“The Decline of the West”
“The North”
“They’ll be Happy to Hear That”
“The Idea Bus”
“The North” is a grim, haunting tale of a minstrel who sings a dangerous song about the emperor. He’s punished for it, but the song lives on. As in Rogers’s story “The Storyteller is Dead, Long Live the Storyteller,” previously reviewed here, or in his award-winning story “Don Ysidro,” the author plays with the way ideas (stories, songs) take on a life of their own. It’s neither a challenging or controversial concept, yet Rogers consistently makes the theme engaging.
Paranoia runs through “They’ll be Happy to Hear That,” a story which seems to invoke Kafka by its use of initials for the main speakers: M, a contented fellow, and K, a man who makes money by gathering seemingly meaningless bits of information.

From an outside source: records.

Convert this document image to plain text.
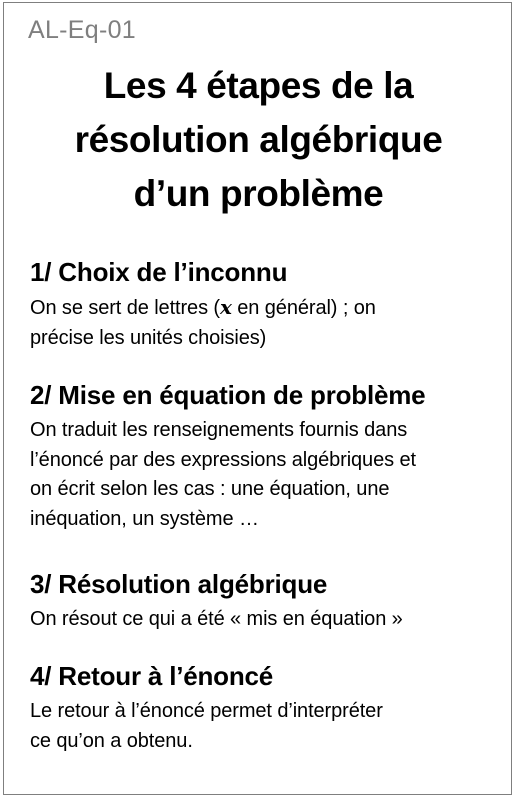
AL-Eq-01
Les 4 étapes de la
résolution algébrique
d’un problème
1/ Choix de l’inconnu
On se sert de lettres (x en général) ; on
précise les unités choisies)
2/ Mise en équation de problème
On traduit les renseignements fournis dans
l’énoncé par des expressions algébriques et
on écrit selon les cas : une équation, une
inéquation, un système …
3/ Résolution algébrique
On résout ce qui a été « mis en équation »
4/ Retour à l’énoncé
Le retour à l’énoncé permet d’interpréter
ce qu’on a obtenu.
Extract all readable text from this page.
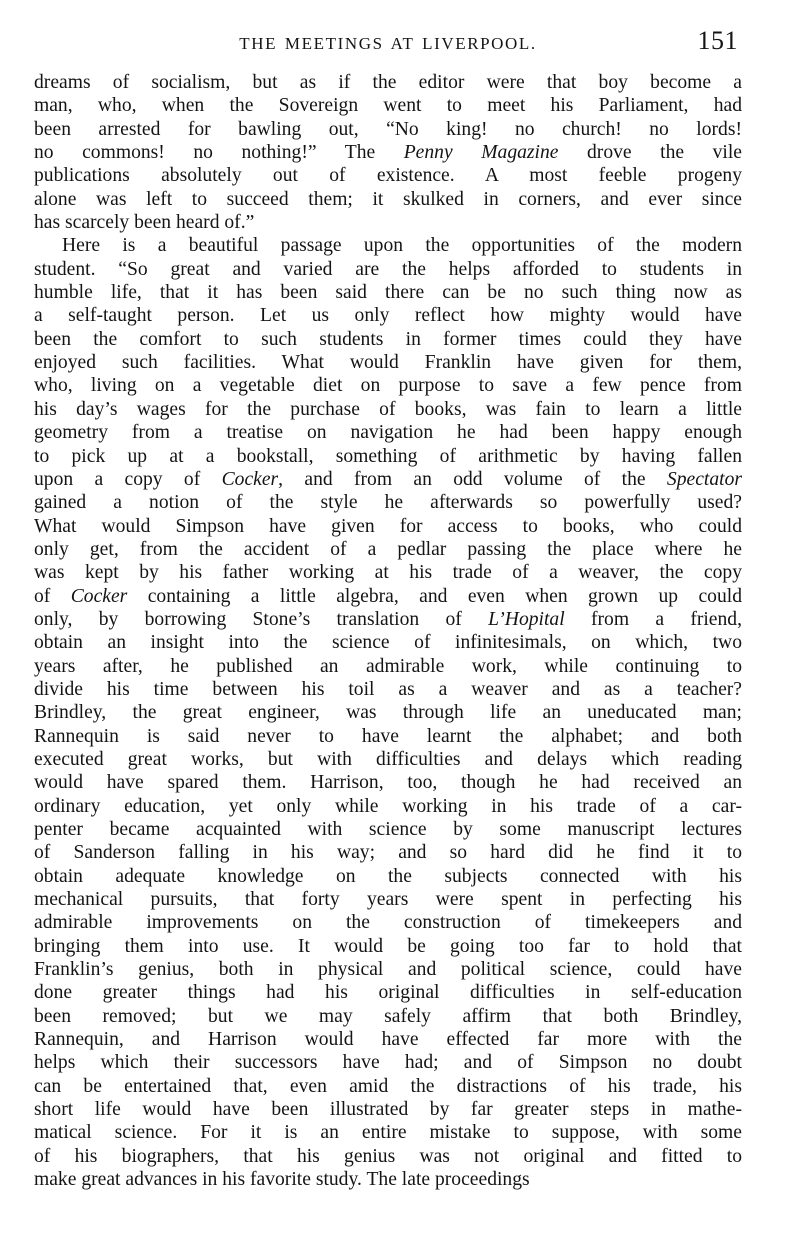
THE MEETINGS AT LIVERPOOL.	151
dreams of socialism, but as if the editor were that boy become a
man, who, when the Sovereign went to meet his Parliament, had
been arrested for bawling out, “No king! no church! no lords!
no commons! no nothing!” The Penny Magazine drove the vile
publications absolutely out of existence. A most feeble progeny
alone was left to succeed them; it skulked in corners, and ever since
has scarcely been heard of.”
Here is a beautiful passage upon the opportunities of the modern
student. “So great and varied are the helps afforded to students in
humble life, that it has been said there can be no such thing now as
a self-taught person. Let us only reflect how mighty would have
been the comfort to such students in former times could they have
enjoyed such facilities. What would Franklin have given for them,
who, living on a vegetable diet on purpose to save a few pence from
his day’s wages for the purchase of books, was fain to learn a little
geometry from a treatise on navigation he had been happy enough
to pick up at a bookstall, something of arithmetic by having fallen
upon a copy of Cocker, and from an odd volume of the Spectator
gained a notion of the style he afterwards so powerfully used?
What would Simpson have given for access to books, who could
only get, from the accident of a pedlar passing the place where he
was kept by his father working at his trade of a weaver, the copy
of Cocker containing a little algebra, and even when grown up could
only, by borrowing Stone’s translation of L’Hopital from a friend,
obtain an insight into the science of infinitesimals, on which, two
years after, he published an admirable work, while continuing to
divide his time between his toil as a weaver and as a teacher?
Brindley, the great engineer, was through life an uneducated man;
Rannequin is said never to have learnt the alphabet; and both
executed great works, but with difficulties and delays which reading
would have spared them. Harrison, too, though he had received an
ordinary education, yet only while working in his trade of a car-
penter became acquainted with science by some manuscript lectures
of Sanderson falling in his way; and so hard did he find it to
obtain adequate knowledge on the subjects connected with his
mechanical pursuits, that forty years were spent in perfecting his
admirable improvements on the construction of timekeepers and
bringing them into use. It would be going too far to hold that
Franklin’s genius, both in physical and political science, could have
done greater things had his original difficulties in self-education
been removed; but we may safely affirm that both Brindley,
Rannequin, and Harrison would have effected far more with the
helps which their successors have had; and of Simpson no doubt
can be entertained that, even amid the distractions of his trade, his
short life would have been illustrated by far greater steps in mathe-
matical science. For it is an entire mistake to suppose, with some
of his biographers, that his genius was not original and fitted to
make great advances in his favorite study. The late proceedings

It’s a timely story with a humorous and somewhat creepy conclusion: perhaps the point is not the information, but the information-gathering process, and the chill it sends through the citizenry.

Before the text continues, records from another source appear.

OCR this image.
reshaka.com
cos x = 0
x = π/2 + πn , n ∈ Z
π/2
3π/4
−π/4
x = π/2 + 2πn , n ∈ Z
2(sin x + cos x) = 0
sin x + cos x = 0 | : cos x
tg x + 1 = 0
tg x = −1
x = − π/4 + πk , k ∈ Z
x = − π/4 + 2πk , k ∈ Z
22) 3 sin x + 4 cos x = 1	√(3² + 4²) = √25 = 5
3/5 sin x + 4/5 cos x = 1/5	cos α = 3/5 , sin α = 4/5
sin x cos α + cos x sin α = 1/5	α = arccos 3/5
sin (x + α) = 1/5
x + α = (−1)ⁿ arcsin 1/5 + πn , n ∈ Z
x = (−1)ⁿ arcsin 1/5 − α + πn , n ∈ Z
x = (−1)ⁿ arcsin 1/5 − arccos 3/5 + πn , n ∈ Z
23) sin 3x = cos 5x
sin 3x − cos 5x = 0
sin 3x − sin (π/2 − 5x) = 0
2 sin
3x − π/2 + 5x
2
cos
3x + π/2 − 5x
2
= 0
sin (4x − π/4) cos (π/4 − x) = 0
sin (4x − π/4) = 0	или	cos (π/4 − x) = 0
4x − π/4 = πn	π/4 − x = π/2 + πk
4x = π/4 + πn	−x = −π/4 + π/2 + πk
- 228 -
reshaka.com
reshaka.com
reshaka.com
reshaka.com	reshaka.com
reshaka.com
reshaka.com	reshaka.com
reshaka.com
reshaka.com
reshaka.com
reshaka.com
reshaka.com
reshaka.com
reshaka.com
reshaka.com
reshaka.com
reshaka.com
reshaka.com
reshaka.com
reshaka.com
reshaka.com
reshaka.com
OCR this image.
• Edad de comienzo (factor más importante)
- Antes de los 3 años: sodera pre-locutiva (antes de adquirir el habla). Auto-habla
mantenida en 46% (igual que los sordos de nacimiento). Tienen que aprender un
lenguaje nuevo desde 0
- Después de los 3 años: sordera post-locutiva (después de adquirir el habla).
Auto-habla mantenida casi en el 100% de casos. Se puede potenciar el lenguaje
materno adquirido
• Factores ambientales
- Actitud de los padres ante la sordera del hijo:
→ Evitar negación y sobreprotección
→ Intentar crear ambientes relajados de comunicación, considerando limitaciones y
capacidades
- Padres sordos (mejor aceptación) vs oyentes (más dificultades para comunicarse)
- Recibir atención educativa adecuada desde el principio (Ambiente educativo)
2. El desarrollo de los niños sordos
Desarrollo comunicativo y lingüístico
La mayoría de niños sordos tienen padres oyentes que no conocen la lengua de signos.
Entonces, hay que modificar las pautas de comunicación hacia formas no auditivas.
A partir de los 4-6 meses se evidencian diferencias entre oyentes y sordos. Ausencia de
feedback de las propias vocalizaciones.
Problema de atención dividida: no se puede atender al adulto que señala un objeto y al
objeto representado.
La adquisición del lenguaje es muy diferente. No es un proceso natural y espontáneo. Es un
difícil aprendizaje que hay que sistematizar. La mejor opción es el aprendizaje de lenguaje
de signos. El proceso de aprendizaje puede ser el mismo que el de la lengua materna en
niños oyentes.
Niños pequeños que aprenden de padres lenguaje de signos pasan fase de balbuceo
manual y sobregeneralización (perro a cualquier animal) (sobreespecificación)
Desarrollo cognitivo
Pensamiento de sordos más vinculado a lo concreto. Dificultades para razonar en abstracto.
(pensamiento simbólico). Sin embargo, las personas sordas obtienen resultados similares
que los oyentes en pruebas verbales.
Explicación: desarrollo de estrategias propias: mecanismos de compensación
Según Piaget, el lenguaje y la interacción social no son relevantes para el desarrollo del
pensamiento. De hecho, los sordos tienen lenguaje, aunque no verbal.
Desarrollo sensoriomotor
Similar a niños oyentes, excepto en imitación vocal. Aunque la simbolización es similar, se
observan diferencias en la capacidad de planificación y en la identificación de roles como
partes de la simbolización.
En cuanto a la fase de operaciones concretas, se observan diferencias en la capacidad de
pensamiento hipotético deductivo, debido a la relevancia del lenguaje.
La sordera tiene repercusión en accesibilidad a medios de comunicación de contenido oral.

According to Gary’s friend, Robbie, the best thing about cross-country bus trips is the opportunity it affords for brainstorming. But in “The Idea Bus,” Gary’s thoughts take a bloody turn when the journey becomes more unpleasant than he had planned. Rogers’s preface states that he had just completed a 1300 mile trip on a Greyhound bus. Presumably, no one was harmed in the writing of this story.